Covid-19 has affected every aspect of our lives, including our working lives. Suddenly, firms are advertising remote legal positions on job board sites around the country. An attorney licensed to work in New York, lives and works remotely in his home in New Jersey.
This doesn’t just involve those whose work and home lives are in close proximity but in separate jurisdictions. Attorneys are looking to work far outside their normal jurisdiction. Remote work makes this possible. However, attorneys are bound by ethical standards and some of those standards are relevant to remote working. In particular, lawyers are licensed or authorized to work in a particular state. They are not licensed to work outside that state. Doing so may open them to a charge of the unauthorized practice of law, which can lead to sanctions or possible disbarment.
The Movement Toward Loosening Restrictions
Even before the onset of Covid-19, attorneys had been calling for reform of what many view as protectionist rules that prohibit an attorney admitted in one state from practicing in another. Computers, internet, and conferencing platforms all make it possible to do much of the work involved in an attorney’s work life from any location. With the realities of Covid in the workplace, remote working has become the norm for many attorneys. As a result, more attorneys are now working outside their jurisdiction.
ABA Model Rule 5.5
The American Bar Association’s (ABA) Model Rule 5.5 addresses practicing across jurisdictional lines. Most states have adopted Rule 5.5 in some form.
Rule 5.5 prohibits any attorney from practicing law in a jurisdiction in violation of the regulation of the legal profession in that jurisdiction. Nor may an attorney assist another in doing so. Specifically, the Rule states that an attorney may not establish an office or other systematic and continuous presence in that jurisdiction for the practice of law, or hold themselves out to the public as being admitted to practice law in that jurisdiction.
The Rule also carves out exceptions to this general rule. It is acceptable for an attorney to work in another jurisdiction in which the attorney is not licensed provided the employment is temporary. However, the attorney may not have been disbarred or suspended in any jurisdiction. In addition, the attorney must be working in association with a duly licensed attorney in that jurisdiction.
The Rule also provides another safe harbor provision. It is acceptable for an attorney in good standing within their home state to work temporarily, providing legal services that arise out of or are reasonably related to the lawyer’s practice in a jurisdiction in which the lawyer is admitted to practice.
So, when does work stop being temporary and cross into persistent practice? While there is no bright line, the work may not be so long that it rises to the level of systematic and continuous presence in that jurisdiction. This standard is one that is open to interpretation.
States Are Beginning to Address the Problem
Seeing the possibility of remote working as a necessity for some time to come, states are beginning to address the jurisdictional issue. Some states already allow lawyers to practice across state lines, Minnesota, North Carolina, Arizona, and New Hampshire among them. These states allow out-of-state lawyers to practice as long that they disclose that they’re not licensed to practice in that state.

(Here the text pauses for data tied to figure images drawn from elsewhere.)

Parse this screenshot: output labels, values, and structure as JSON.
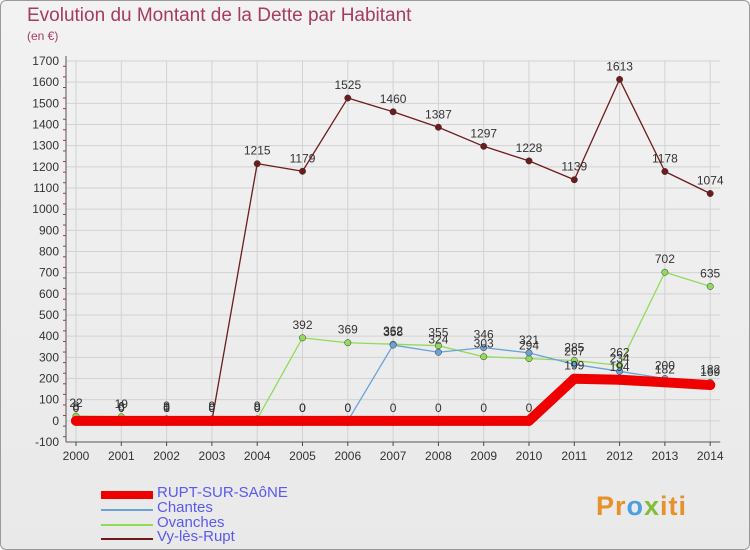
{
  "title": "Evolution du Montant de la Dette par Habitant",
  "subtitle": "(en €)",
  "brand": "Proxiti",
  "chart_data": {
    "type": "line",
    "title": "Evolution du Montant de la Dette par Habitant",
    "ylabel": "(en €)",
    "xlabel": "",
    "categories": [
      "2000",
      "2001",
      "2002",
      "2003",
      "2004",
      "2005",
      "2006",
      "2007",
      "2008",
      "2009",
      "2010",
      "2011",
      "2012",
      "2013",
      "2014"
    ],
    "ylim": [
      -100,
      1700
    ],
    "yticks": [
      -100,
      0,
      100,
      200,
      300,
      400,
      500,
      600,
      700,
      800,
      900,
      1000,
      1100,
      1200,
      1300,
      1400,
      1500,
      1600,
      1700
    ],
    "grid": true,
    "legend_position": "bottom-left",
    "series": [
      {
        "name": "RUPT-SUR-SAôNE",
        "color": "#ee0000",
        "values": [
          0,
          0,
          0,
          0,
          0,
          0,
          0,
          0,
          0,
          0,
          0,
          199,
          194,
          182,
          169
        ],
        "labels": [
          "0",
          "0",
          "0",
          "0",
          "0",
          "0",
          "0",
          "0",
          "0",
          "0",
          "0",
          "199",
          "194",
          "182",
          "169"
        ]
      },
      {
        "name": "Chantes",
        "color": "#6aa3d8",
        "values": [
          0,
          0,
          0,
          0,
          0,
          0,
          0,
          358,
          324,
          346,
          321,
          267,
          234,
          200,
          182
        ],
        "labels": [
          "0",
          "0",
          "0",
          "0",
          "0",
          "0",
          "0",
          "358",
          "324",
          "346",
          "321",
          "267",
          "234",
          "200",
          "182"
        ]
      },
      {
        "name": "Ovanches",
        "color": "#8fdc5a",
        "values": [
          22,
          19,
          9,
          9,
          9,
          392,
          369,
          362,
          355,
          303,
          294,
          285,
          262,
          702,
          635
        ],
        "labels": [
          "22",
          "19",
          "9",
          "9",
          "9",
          "392",
          "369",
          "362",
          "355",
          "303",
          "294",
          "285",
          "262",
          "702",
          "635"
        ]
      },
      {
        "name": "Vy-lès-Rupt",
        "color": "#6e1b1b",
        "values": [
          8,
          6,
          1,
          0,
          1215,
          1179,
          1525,
          1460,
          1387,
          1297,
          1228,
          1139,
          1613,
          1178,
          1074
        ],
        "labels": [
          "8",
          "6",
          "1",
          "0",
          "1215",
          "1179",
          "1525",
          "1460",
          "1387",
          "1297",
          "1228",
          "1139",
          "1613",
          "1178",
          "1074"
        ]
      }
    ]
  }
}
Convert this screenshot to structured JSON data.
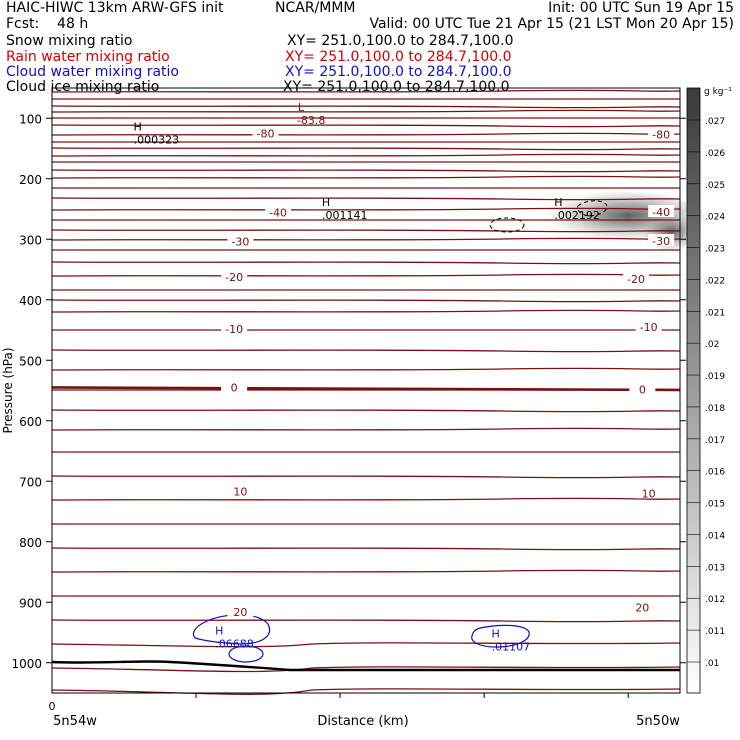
{
  "header": {
    "model": "HAIC-HIWC 13km ARW-GFS init",
    "org": "NCAR/MMM",
    "init": "Init: 00 UTC Sun 19 Apr 15",
    "fcst": "Fcst:    48 h",
    "valid": "Valid: 00 UTC Tue 21 Apr 15 (21 LST Mon 20 Apr 15)"
  },
  "fields": [
    {
      "label": "Snow mixing ratio",
      "xy": "XY= 251.0,100.0 to 284.7,100.0",
      "color": "#000000"
    },
    {
      "label": "Rain water mixing ratio",
      "xy": "XY= 251.0,100.0 to 284.7,100.0",
      "color": "#d40000"
    },
    {
      "label": "Cloud water mixing ratio",
      "xy": "XY= 251.0,100.0 to 284.7,100.0",
      "color": "#1010c8"
    },
    {
      "label": "Cloud ice mixing ratio",
      "xy": "XY= 251.0,100.0 to 284.7,100.0",
      "color": "#000000"
    }
  ],
  "colors": {
    "temperature": "#7a1010",
    "cloud_water": "#1010c8",
    "cloud_ice": "#000000",
    "terrain": "#000000"
  },
  "chart_data": {
    "type": "cross-section contour",
    "ylabel": "Pressure (hPa)",
    "xlabel": "Distance (km)",
    "y_ticks": [
      100,
      200,
      300,
      400,
      500,
      600,
      700,
      800,
      900,
      1000
    ],
    "ylim": [
      50,
      1050
    ],
    "x_start_label": "5n54w",
    "x_end_label": "5n50w",
    "x_origin_label": "0",
    "colorbar": {
      "unit": "g kg⁻¹",
      "levels": [
        ".01",
        ".011",
        ".012",
        ".013",
        ".014",
        ".015",
        ".016",
        ".017",
        ".018",
        ".019",
        ".02",
        ".021",
        ".022",
        ".023",
        ".024",
        ".025",
        ".026",
        ".027"
      ]
    },
    "temperature_labels": [
      {
        "text": "-80",
        "x": 0.34,
        "p": 125
      },
      {
        "text": "-80",
        "x": 0.97,
        "p": 127
      },
      {
        "text": "-40",
        "x": 0.36,
        "p": 256
      },
      {
        "text": "-40",
        "x": 0.97,
        "p": 255
      },
      {
        "text": "-30",
        "x": 0.3,
        "p": 304
      },
      {
        "text": "-30",
        "x": 0.97,
        "p": 303
      },
      {
        "text": "-20",
        "x": 0.29,
        "p": 362
      },
      {
        "text": "-20",
        "x": 0.93,
        "p": 366
      },
      {
        "text": "-10",
        "x": 0.29,
        "p": 448
      },
      {
        "text": "-10",
        "x": 0.95,
        "p": 445
      },
      {
        "text": "0",
        "x": 0.29,
        "p": 545
      },
      {
        "text": "0",
        "x": 0.94,
        "p": 548
      },
      {
        "text": "10",
        "x": 0.3,
        "p": 717
      },
      {
        "text": "10",
        "x": 0.95,
        "p": 720
      },
      {
        "text": "20",
        "x": 0.3,
        "p": 916
      },
      {
        "text": "20",
        "x": 0.94,
        "p": 909
      }
    ],
    "extrema": [
      {
        "symbol": "L",
        "value": "-83.8",
        "x": 0.39,
        "p": 95
      },
      {
        "symbol": "H",
        "value": ".000323",
        "x": 0.13,
        "p": 127
      },
      {
        "symbol": "H",
        "value": ".001141",
        "x": 0.43,
        "p": 252
      },
      {
        "symbol": "H",
        "value": ".002192",
        "x": 0.8,
        "p": 252
      },
      {
        "symbol": "H",
        "value": ".06688",
        "x": 0.26,
        "p": 960
      },
      {
        "symbol": "H",
        "value": ".01107",
        "x": 0.7,
        "p": 965
      }
    ]
  }
}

Washington D.C has also relaxed its rules during the pandemic. The DC Court of Appeals Committee on Unauthorized Practice of Law has opined that the necessity to work remotely due to Cvid-19 fits within the temporary practice exception outlined in Rule 5.5. New York has allowed a similar exception.
Florida is considering making the change permanently. A Florida state bar advisory opinion has stated that an out of state attorney is not engaged in the unauthorized practice of law if solely practicing federal intellectual property matters, which was his area of expertise as long as the attorney was not practicing Florida law. While this will have to be confirmed with Florida Supreme Court action, it represents movement toward an ethical approach to serving client needs.
What Will Happen After The Pandemic Ends?
It is uncertain whether the rules regarding crossing jurisdictional boundaries will continue to relax after the pandemic ends. The trend is likely to continue into the near future. But as one year stretches into two, the question of what is “temporary” will undoubtedly have to be revisited.